O Tribunal Superior de Islamabad restringiu na quinta-feira o Federal Bureau of Investigation (FIA) de “assediar” o ex-senador e o conhecido advogado de direitos humanos Farhatura Babar.
O círculo anticorrupção da FIA (ACC) iniciou uma investigação sobre Babar em março, supostamente “corrupção, sonegação de impostos, acumulação de ativos ilegais”. Babar apareceu diante da FIA em Islamabad em 28 de março e respondeu a um aviso por uma queixa apresentada por um cidadão chamado Touseef Abbas de Rawalpindi.
O senador, que lidera a célula de direitos humanos da PPP, apresentou uma petição de mandado como entrevistados no Ministério dos Assuntos Internos e na FIA através dos advogados Iman Mazari e Hadi Ali Chata, anulando a investigação anticorrupção apresentada contra ele no tribunal, pedindo-lhe o controle de assédio e prisão.
O juiz Inam Ameen Minhas ouviu hoje o caso em uma petição apresentada por Babar nos termos do artigo 199 da Constituição.
O advogado do peticionário disse ao tribunal que Babar foi repetidamente emitido “blushes e avisos ilegais e convocações”. O advogado disse que a investigação da FIA foi lançada em 25 de março sobre uma queixa civil que os peticionários não conhecem, acusando suspeita de corrupção, evasão fiscal e aquisição de ativos ilegais.
O ex -craque apareceu perante a FIA em 28 de março, mas não foram fornecidas cópias das queixas, disse o advogado. “Em 11 de abril de 2025, ele enviou uma pesquisa detalhada composta por 12 perguntas via WhatsApp e foi solicitado a enviar uma resposta até 7 de abril de 2025 (após o prazo)”, acrescentou o advogado.
O tribunal adiou a audiência até a última semana de junho, “reduzindo o assédio a Babar”. O tribunal também pediu à FIA e outros entrevistados que emitissem avisos e enviassem uma resposta.
Petição de mandado
Babar havia apresentado uma petição de mandado ao IHC, alegando que as ações da FIA eram “ilegais, ilegais, arbitrárias e mala fide”. A petição foi chamada de “expedição de pesca” infundada, projetada para assediar críticos de instituições estatais e uma investigação anticorrupção sobre ele.
Babar supostamente, apesar de solicitações repetidas, ele não recebeu nenhuma reclamação pela investigação, cópias de reclamações ou detalhes de base legal para a investigação.
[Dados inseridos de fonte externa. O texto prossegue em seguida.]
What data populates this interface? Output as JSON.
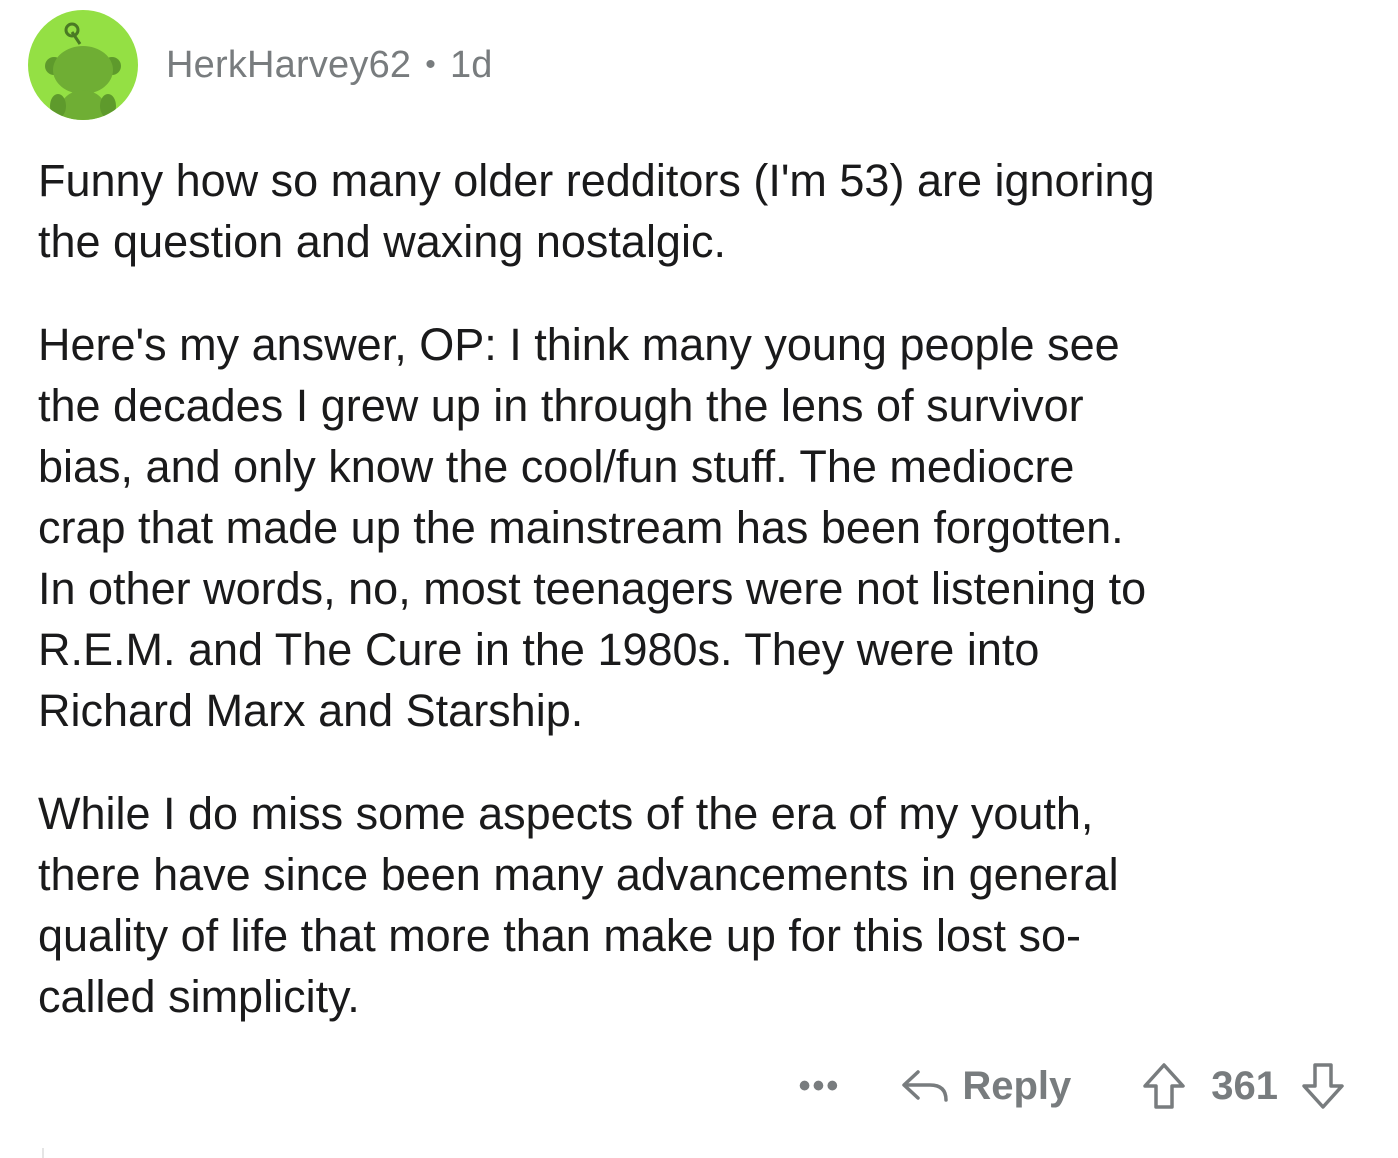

Ele disse que o primeiro aviso em 27 de março de 2025 exigiu as aparências dentro de 24 horas sem uma taxa, e a pesquisa de 12 pontos datada de 28 de março foi enviada em 11 de abril via WhatsApp com um prazo de quatro dias antes.
Babar argumenta que as ações da FIA destacam suas décadas de defesa, incluindo esforços para atingir suas defesas de direitos humanos e regular as agências de relatórios de inteligência. A petição solicitou ao tribunal que cancelasse a investigação e todos os avisos relacionados e procurou orientação da FIA para divulgar a reivindicação, documentos e base legal para a investigação.
Babar-um senador de três mandatos, destinatário da Hilal-i-IMTIAZ e membro do conselho da Comissão de Direitos Humanos do Paquistão (HRCP)-foi nomeado pela última vez em 2013 e serviu como porta-voz do presidente Asif Ali Zardari.